Course Change for OpenDocument Developers Seen as Emerging Rift

A presentation made two weeks ago by two members of OASIS' OpenDocument technical committee, and founding members of the OpenDocument Foundation, made it clear that the foundation would be turning its attention away from developing the ODF format and translators for it. Instead, in a course change instigated as far back as last May, the Foundation is steering back toward a project launched in 1995 by the World Wide Web Consortium, in hopes of recapturing the momentum toward document interoperability for all existing word processor users.

"This conversion to XML must be non-disruptive," reads a memo circulated early this month among attendees of the Government Open Source Conference, which included Linux World reporter Brian Proffitt. The memo's author is Gary Edwards, co-founder of the OpenDocument Foundation and one of its earliest contributors, who now believes it has been steered away from its original goals by vendors in the interest of competing with Microsoft.

The eventual vehicle for converting document formats into an interoperable standard, Edwards continued, "must integrate into existing processes and infrastructure as a value-added service and not as a new - disconnected but collaborative - process. The conversion process must fit into existing MSOffice-bound workgroup-workflow business processes. And that means a high fidelity 'round trip' capable lossless conversion process."

In other words, if open source advocates are truly interested in interoperability, Edwards believes, they must take into account that companies' and institutions' business processes should be presumed not to change in the process. Because while Microsoft's grand aim appears to be to develop a broader framework of operation for the entire Internet around Microsoft's own format stacks, protocols, and converters, the ODF alternative would appear to be what he calls "rip and replace" - compelling institutions to make fundamental changes in the way they work, just in the name of keeping formats copacetic with one another.

As Edwards continued, "The pragmatic approach the world must take is that of finding the means of being interoperable with the MS desktop. A difficult proposition if ever there was one."

The alternative to which ODF is redirecting its attention is the W3C's Compound Documents Framework project, which has been through so many transformations during its long history that the "F" in "CDF" is also known to stand for "Formats." Since its inception, CDF's objective was to create an easy way to bind multiple types of data, including XHTML documents but also including spreadsheets, forms, and other regulated data, into a common enclosure.

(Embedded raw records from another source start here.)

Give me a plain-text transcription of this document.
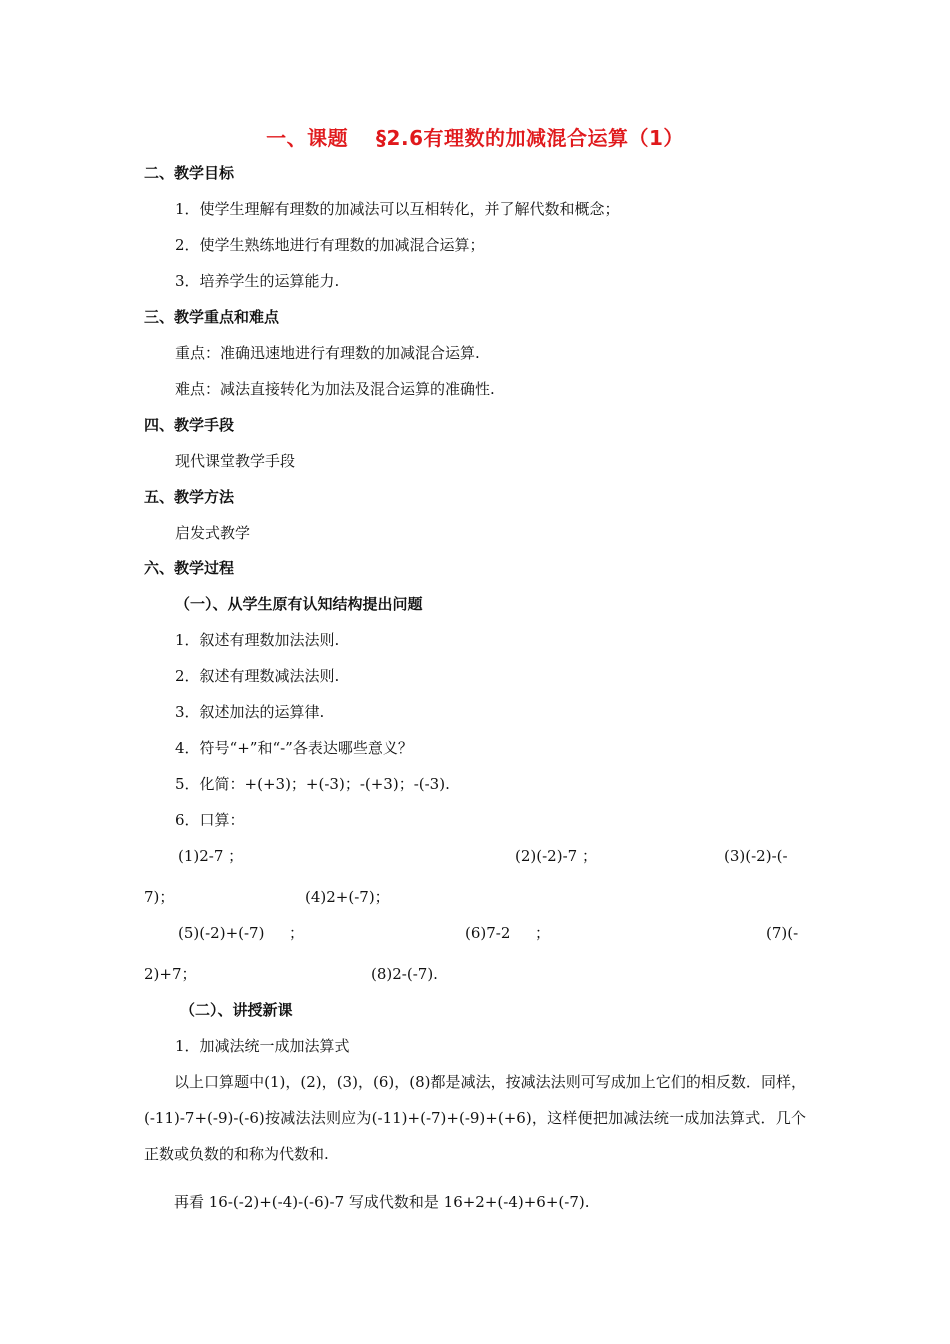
一、课题　 §2.6有理数的加减混合运算（1）
二、教学目标
1．使学生理解有理数的加减法可以互相转化，并了解代数和概念；
2．使学生熟练地进行有理数的加减混合运算；
3．培养学生的运算能力.
三、教学重点和难点
重点：准确迅速地进行有理数的加减混合运算.
难点：减法直接转化为加法及混合运算的准确性.
四、教学手段
现代课堂教学手段
五、教学方法
启发式教学
六、教学过程
（一）、从学生原有认知结构提出问题
1．叙述有理数加法法则.
2．叙述有理数减法法则.
3．叙述加法的运算律.
4．符号“+”和“-”各表达哪些意义？
5．化简：+(+3)；+(-3)；-(+3)；-(-3).
6．口算：
(1)2-7 ；	(2)(-2)-7 ；	(3)(-2)-(-
7)；	(4)2+(-7)；
(5)(-2)+(-7) 　 ；	(6)7-2 　 ；	(7)(-
2)+7；	(8)2-(-7).
（二）、讲授新课
1．加减法统一成加法算式
以上口算题中(1)，(2)，(3)，(6)，(8)都是减法，按减法法则可写成加上它们的相反数．同样，(-11)-7+(-9)-(-6)按减法法则应为(-11)+(-7)+(-9)+(+6)，这样便把加减法统一成加法算式．几个正数或负数的和称为代数和.
再看 16-(-2)+(-4)-(-6)-7 写成代数和是 16+2+(-4)+6+(-7).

Earlier this year, the ODF Foundation's "da Vinci" project made a course change: Originally conceived as an open source project for converting Microsoft's Office Open XML documents into the ODf format, its leaders changed their target to the CDF framework. Why make the change? It turns out that one of the key arguments ODf format advocates had been making against OOXML - that it was designed around Microsoft Office first and foremost - turned around and bit them.

"Many people have asked us why we switched from ODf to CDF, the W3C's Compound Document Format?" reads the da Vinci project's homepage. (Note the reference to "ODf" with a lower-case "f" to refer to "format" rather than "Foundation;" for clarity, we'll do the same for this article.) "The answer is that we cannot pipe the converted MS binaries into ODf without the use of some additional eXtensions. The richness of MSOffice features and business process development cannot fit into ODf without suffering loss of fidelity (or loss of presentation information). We can however pipe from our internal conversion process into a CDF target format."

From there, the CDF compound entity could conceivably be translated a second time, to ODf or to the Chinese national UOF standard, or to whatever the user chooses. If the interface is handled properly, all this translation can take place transparently, so the user's business functions need not be seriously or even noticeably impacted.

"So what should people understand about this change?" asks Gary Edwards in a blog posting last week. "ODF continues to do exactly what it was intended to do. MS-OOXML continues to do exactly what it was intended to do. And it looks to us as if CDF can bridge the gap between while opening the world wide webs beyond."

It would seem like a peaceful and orderly transition, if only Edwards and partner Buck "Marbux" Martin weren't kicking ODf format on the way out.

In an op-ed piece printed by Linux World Australia last July, Edwards and Martin responded to the state of Massachusetts' decision to accept OOXML on equal standing with ODf with the words, "as clear a signal that ODF had failed in Massachusetts as needed by anyone in the know."

"Is it game over for OpenDocument? Probably," was their lead.